THE family of a missing Hartlepool toddler descended on Downing Street to demand answers on the handling of the 31-year-old disappearance of the town youngster.
Relatives of Katrice Lee, including mother Sharon and sister Natasha, along with Hartlepool MP Iain Wright and other supporters, marched on Number 10 yesterday to seek support from Prime Minister David Cameron as to why they have suffered what they have dubbed a “catalogue of errors”, including not being allowed access to case files, since Katrice vanished.
The emotional procession, from London’s St James’ Park to Downing Street coincided with Katrice’s 33rd birthday and the 31st anniversary of her disappearance from a NAAFI store in Paderborn, Germany, where her father Richard, from Hartlepool, was serving as a sergeant major.
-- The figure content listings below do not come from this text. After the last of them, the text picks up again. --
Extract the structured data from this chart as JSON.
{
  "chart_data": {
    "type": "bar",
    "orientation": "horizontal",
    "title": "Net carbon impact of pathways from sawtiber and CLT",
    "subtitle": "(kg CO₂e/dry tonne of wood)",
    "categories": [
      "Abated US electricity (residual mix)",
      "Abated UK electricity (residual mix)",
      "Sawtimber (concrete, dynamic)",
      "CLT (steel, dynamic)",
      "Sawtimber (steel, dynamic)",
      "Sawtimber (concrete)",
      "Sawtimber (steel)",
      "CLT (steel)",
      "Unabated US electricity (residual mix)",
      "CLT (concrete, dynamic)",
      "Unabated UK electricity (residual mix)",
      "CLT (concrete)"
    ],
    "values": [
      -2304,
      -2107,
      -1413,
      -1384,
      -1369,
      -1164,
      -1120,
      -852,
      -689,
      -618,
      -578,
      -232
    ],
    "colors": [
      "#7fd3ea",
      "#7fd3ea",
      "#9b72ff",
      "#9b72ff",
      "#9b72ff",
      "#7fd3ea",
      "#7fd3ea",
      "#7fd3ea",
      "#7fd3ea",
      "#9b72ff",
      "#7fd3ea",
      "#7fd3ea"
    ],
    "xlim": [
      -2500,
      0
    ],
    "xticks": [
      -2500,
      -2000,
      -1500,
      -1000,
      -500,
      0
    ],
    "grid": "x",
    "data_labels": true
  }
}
Sharon and Natasha, now living in Gosport, Hampshire, were joined on the march by veteran soldiers who served with Richard in the 15th/19th Royal Hussars, including some who travelled to the capital from East Durham and Newcastle, as well as MP for Gosport Caroline Dinenage and Leeds MP Greg Mullholand.
Retired postman Richard, 62, who lives off Stockton Road, said: “I think it’s too early to say what good the march has done.
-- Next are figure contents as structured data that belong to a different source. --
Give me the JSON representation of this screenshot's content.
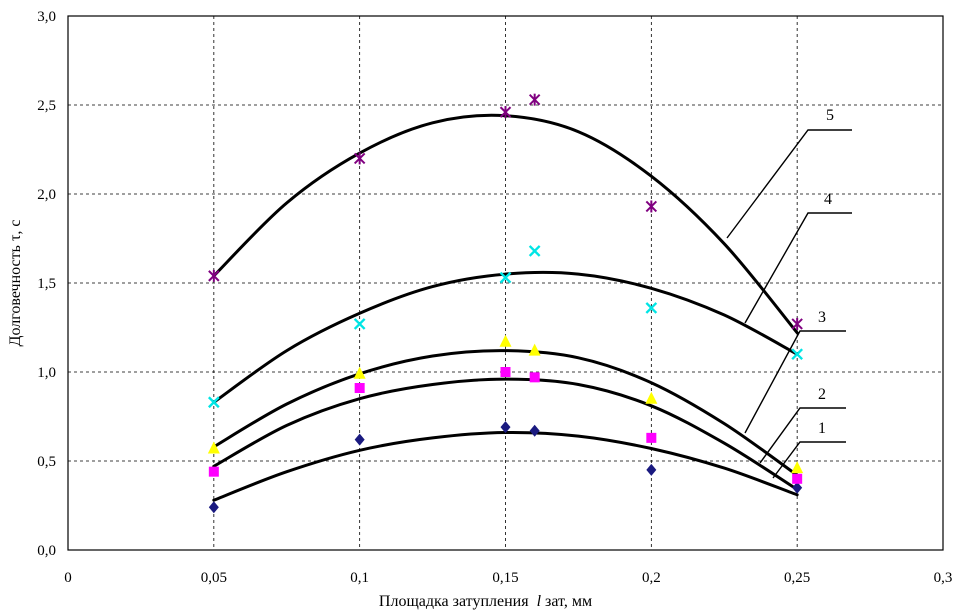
{
  "chart_data": {
    "type": "scatter",
    "title": "",
    "xlabel": "Площадка затупления",
    "xlabel_symbol": "l",
    "xlabel_sub": "зат, мм",
    "ylabel": "Долговечность τ, с",
    "xlim": [
      0,
      0.3
    ],
    "ylim": [
      0,
      3.0
    ],
    "x_ticks": [
      0,
      0.05,
      0.1,
      0.15,
      0.2,
      0.25,
      0.3
    ],
    "x_tick_labels": [
      "0",
      "0,05",
      "0,1",
      "0,15",
      "0,2",
      "0,25",
      "0,3"
    ],
    "y_ticks": [
      0,
      0.5,
      1.0,
      1.5,
      2.0,
      2.5,
      3.0
    ],
    "y_tick_labels": [
      "0,0",
      "0,5",
      "1,0",
      "1,5",
      "2,0",
      "2,5",
      "3,0"
    ],
    "grid": true,
    "series": [
      {
        "name": "1",
        "marker": "diamond",
        "color": "#1a1a80",
        "x": [
          0.05,
          0.1,
          0.15,
          0.16,
          0.2,
          0.25
        ],
        "y": [
          0.24,
          0.62,
          0.69,
          0.67,
          0.45,
          0.35
        ],
        "fit_x": [
          0.05,
          0.075,
          0.1,
          0.125,
          0.15,
          0.175,
          0.2,
          0.225,
          0.25
        ],
        "fit_y": [
          0.28,
          0.44,
          0.56,
          0.63,
          0.66,
          0.64,
          0.57,
          0.46,
          0.31
        ]
      },
      {
        "name": "2",
        "marker": "square",
        "color": "#ff00ff",
        "x": [
          0.05,
          0.1,
          0.15,
          0.16,
          0.2,
          0.25
        ],
        "y": [
          0.44,
          0.91,
          1.0,
          0.97,
          0.63,
          0.4
        ],
        "fit_x": [
          0.05,
          0.075,
          0.1,
          0.125,
          0.15,
          0.175,
          0.2,
          0.225,
          0.25
        ],
        "fit_y": [
          0.47,
          0.7,
          0.85,
          0.93,
          0.96,
          0.93,
          0.81,
          0.6,
          0.34
        ]
      },
      {
        "name": "3",
        "marker": "triangle",
        "color": "#ffff00",
        "x": [
          0.05,
          0.1,
          0.15,
          0.16,
          0.2,
          0.25
        ],
        "y": [
          0.57,
          0.99,
          1.17,
          1.12,
          0.85,
          0.46
        ],
        "fit_x": [
          0.05,
          0.075,
          0.1,
          0.125,
          0.15,
          0.175,
          0.2,
          0.225,
          0.25
        ],
        "fit_y": [
          0.58,
          0.82,
          0.99,
          1.09,
          1.12,
          1.08,
          0.94,
          0.71,
          0.42
        ]
      },
      {
        "name": "4",
        "marker": "x",
        "color": "#00e5e5",
        "x": [
          0.05,
          0.1,
          0.15,
          0.16,
          0.2,
          0.25
        ],
        "y": [
          0.83,
          1.27,
          1.53,
          1.68,
          1.36,
          1.1
        ],
        "fit_x": [
          0.05,
          0.075,
          0.1,
          0.125,
          0.15,
          0.175,
          0.2,
          0.225,
          0.25
        ],
        "fit_y": [
          0.83,
          1.12,
          1.33,
          1.48,
          1.55,
          1.55,
          1.47,
          1.32,
          1.1
        ]
      },
      {
        "name": "5",
        "marker": "asterisk",
        "color": "#800080",
        "x": [
          0.05,
          0.1,
          0.15,
          0.16,
          0.2,
          0.25
        ],
        "y": [
          1.54,
          2.2,
          2.46,
          2.53,
          1.93,
          1.27
        ],
        "fit_x": [
          0.05,
          0.075,
          0.1,
          0.125,
          0.15,
          0.175,
          0.2,
          0.225,
          0.25
        ],
        "fit_y": [
          1.54,
          1.95,
          2.23,
          2.4,
          2.44,
          2.35,
          2.1,
          1.72,
          1.22
        ]
      }
    ],
    "annotations": [
      {
        "text": "1",
        "target_series": "1"
      },
      {
        "text": "2",
        "target_series": "2"
      },
      {
        "text": "3",
        "target_series": "3"
      },
      {
        "text": "4",
        "target_series": "4"
      },
      {
        "text": "5",
        "target_series": "5"
      }
    ]
  }
}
“This will be like throwing a stone into a pond and getting waves - we are waiting to see what that ripple effect will bring.
“The march saw the support that was shown, we now realise as a family we are not alone.”
Natasha, 39, approached Labour leader Ed Miliband on the march and Richard is hopeful he will get involved in their campaign.
A letter written by 10-year-old Sian Jebb, a friend of the Lee family, was delivered to Number 10.
In it, the youngster’s heartfelt plea described how she would feel if she was taken from her parents and asks why Mr Cameron has met with missing Madeleine McCann’s parents but not Katrice’s.
She adds: “We need to tell the whole world about Katrice.
“I will never vote ever when I am older if you cannot help one family out.”
Richard said: “She was very critical of the lack of intervention - it says a lot that a 10-year-old can see how shoddy the whole thing has been dealt with.”
Mr Wright said the march was another opportunity to keep the family’s plight in the public eye and he hoped the Prime Minister would take into account the letter from Sian.
A Downing Street spokeswoman said: “The Royal Military Police is working closely with German authorities as part of their investigation into the disappearance of Katrice Lee.
“It is normal police practice to review significant unsolved cases and it is hoped that by applying modern investigative techniques the RMP will be able to identify lines of enquiry that will shed light on Katrice’s disappearance.
“However, as this is ongoing it would be inappropriate for us to comment in any detail on the case.
“The Minister for Defence Personnel, Welfare and Veterans, Mark Francois, has offered to meet with the Lee family, their MPs, and the investigation team to discuss the family’s concerns.
“It is hoped that all parties will be able to meet before Christmas.”
Last week an appeal and reconstruction on the BBC1 programme Crimewatch led to new calls to the RMP from people who believe they can help with the inquiry.
Mr Wright also spoke in the House of Commons earlier this month about the case.